After the keynotes, the Enterprise 2.0 Demo Pavilion opened. While wandering around, I was struck by how few of the stands stood out. (Perhaps I shouldn’t be, since it’s hard to imagine a crowd in which every member stands out.)
The typical vendor had a catchy name, and sometimes a tagline. But the typical tagline translated fairly directly to “Enterprise 2.0,” and that’s what we all, vendors and otherwise, were there for. Then again, maybe the purpose of a stand is to make yourself available to people who already know about you, and decided to visit you before they got to the conference.
If I had any brilliant and original ideas about demo stands, I’d put them here. But I can only remark that a large, prominently-placed stand and the chance to get or win some stuff usually works well, and that Microsoft were ahead of me on that one.
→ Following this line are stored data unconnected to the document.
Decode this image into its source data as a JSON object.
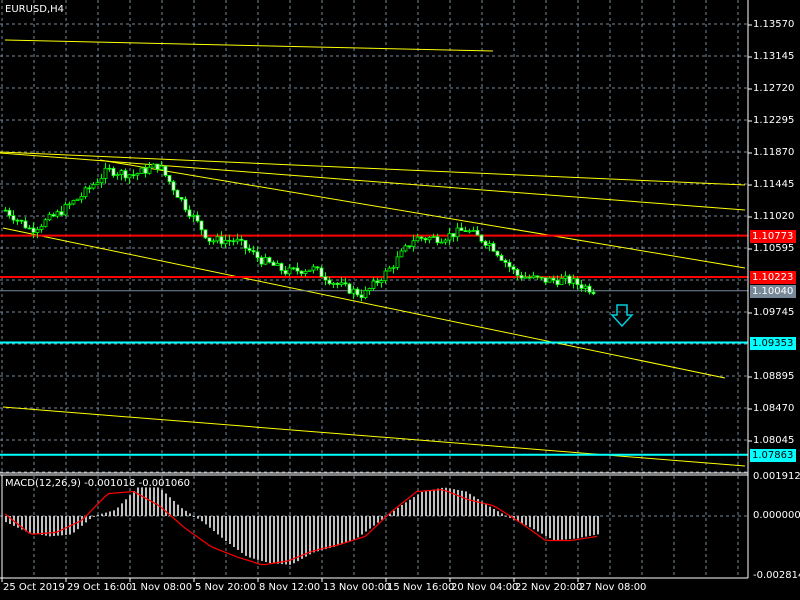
{
  "chart": {
    "symbol_title": "EURUSD,H4",
    "price_axis": [
      "1.13570",
      "1.13145",
      "1.12720",
      "1.12295",
      "1.11870",
      "1.11445",
      "1.11020",
      "1.10595",
      "1.09745",
      "1.08895",
      "1.08470",
      "1.08045"
    ],
    "levels": [
      {
        "label": "1.10773",
        "price": 1.10773,
        "color": "#ff0000"
      },
      {
        "label": "1.10223",
        "price": 1.10223,
        "color": "#ff0000"
      },
      {
        "label": "1.09353",
        "price": 1.09353,
        "color": "#00ffff"
      },
      {
        "label": "1.07863",
        "price": 1.07863,
        "color": "#00ffff"
      }
    ],
    "current_price": {
      "label": "1.10040",
      "price": 1.1004,
      "color": "#778899"
    },
    "date_axis": [
      "25 Oct 2019",
      "29 Oct 16:00",
      "1 Nov 08:00",
      "5 Nov 20:00",
      "8 Nov 12:00",
      "13 Nov 00:00",
      "15 Nov 16:00",
      "20 Nov 04:00",
      "22 Nov 20:00",
      "27 Nov 08:00"
    ],
    "close_waypoints": [
      1.1111,
      1.1085,
      1.1105,
      1.1131,
      1.1164,
      1.1158,
      1.1171,
      1.1118,
      1.1071,
      1.1071,
      1.1045,
      1.1029,
      1.1034,
      1.1012,
      1.0998,
      1.1032,
      1.1074,
      1.1074,
      1.1085,
      1.1065,
      1.1025,
      1.1018,
      1.1018,
      1.1005
    ],
    "bull_color": "#00ff00",
    "line_color": "#ffff00",
    "signal_arrow": "down-arrow-icon"
  },
  "macd": {
    "title": "MACD(12,26,9) -0.001018 -0.001060",
    "axis": [
      "0.001912",
      "0.000000",
      "-0.002814"
    ],
    "range": [
      -0.002814,
      0.001912
    ],
    "histogram_waypoints": [
      -0.0003,
      -0.0008,
      -0.001,
      -0.0009,
      0,
      0.0003,
      0.0014,
      0.0014,
      0.0004,
      -0.0003,
      -0.0012,
      -0.002,
      -0.0023,
      -0.0024,
      -0.0018,
      -0.0015,
      -0.0011,
      -0.0003,
      0.0005,
      0.0012,
      0.0014,
      0.0012,
      0.0005,
      -0.0001,
      -0.0006,
      -0.0012,
      -0.0011,
      -0.0009
    ],
    "signal_waypoints": [
      0.0001,
      -0.0009,
      -0.0008,
      -0.0002,
      0.0011,
      0.0012,
      0.0005,
      -0.0006,
      -0.0015,
      -0.002,
      -0.0024,
      -0.0022,
      -0.0017,
      -0.0014,
      -0.001,
      0.0002,
      0.0012,
      0.0013,
      0.0008,
      0.0005,
      -0.0003,
      -0.0012,
      -0.0012,
      -0.001
    ],
    "histogram_color": "#c0c0c0",
    "signal_color": "#ff0000"
  }
}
The title of this post contains a reference to Colossal Cave Adventure, the text-based game. I point this out because I probably have readers who have never played it or any other text-based game, and who have never been in “a maze of twisty little passages, all alike.”
I’m not implying that the vendors were all twisty and little. If you followed the link in the first paragraph, you’ll see that they included some rather large organizations. As for twisty, the point of this post is that few of them managed to make clear their distinctive twist on Enterprise 2.0.